Surprisingly enough the Chinese have given the frequency 2752 MHz for a link transmitted at -3 dBW (0.5 W). This frequency is near the frequencies used by the Chinese S-band tracking radar system used on launch vehicles and satellites alike. So, perhaps the 2752 MHz signal was an acquistion beacon for the radar stations. Also, maybe larger cavity was used both for the 2752 MHz downlink, for the S-band radar and for a 2.8 GHz uplink to the 5.6 GHz communications downlink? Strangely enough the IFRB circular gives 5600 MHz RHC for the uplink. It is impossible that the little cavities can support both polarizations. If you look closely you can see that the little folded dipoles are mounted diagonally in the cavities and that the larger cavity and the small capity dipoles are slanted in opposite directions! Therefore, it could be possible that the larger cavities are also resonant at 5.6 GHz! However, there has to be some frequency offset between receive and transmit in the 5.6 GHz band.
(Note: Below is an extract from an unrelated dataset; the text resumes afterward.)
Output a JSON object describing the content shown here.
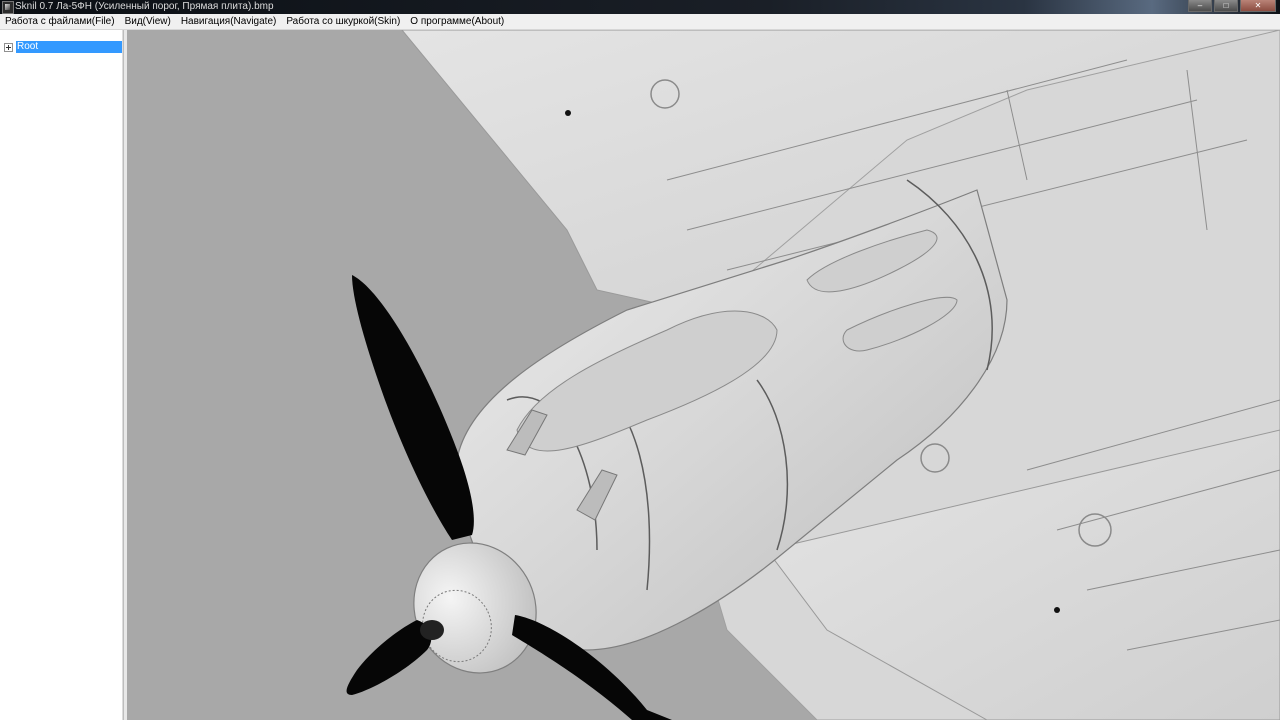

Be this as it may, China 1 and 2 were intended for telecommunications tests, but it comes as something of a surprise how closely they resemble the Telstar1 and 2 satellites (See pictures below).
 


China-2 (photo: Ministry of Astronautics,Beijing)

Telstar 1

The frequencies listed in the table below contain more surprises. The 202 MHz low-powered signal may have been used for interferoemter tracking only, but may also have contained telemetry. Later Chinese satellites have had a telemetry transmitter on 180 MHz. That the shortwave tranmitters were rather strong (2.5-3 Watts) was certainly evident from what was observed by myself and other space listeners at the time.

Link
Nr
Downlink
frequency
(MHz)
DFH-1
(China 1)
SJ-1
(China 2)
A
19.997
- +4.0 dBW
B
20.008
+4.0 dBW +4.8 dBW
C
202
-5.0 dBW -5.2 dBW
D
2752
-3.0 dBW
RHC
-3.0 dBW
RHC
E
5600
+13.0 dBW
RHC
+13.0 dBW
RHC

The Kettering Group measured the HF frequencies to be 19.995 and 20.009 MHz.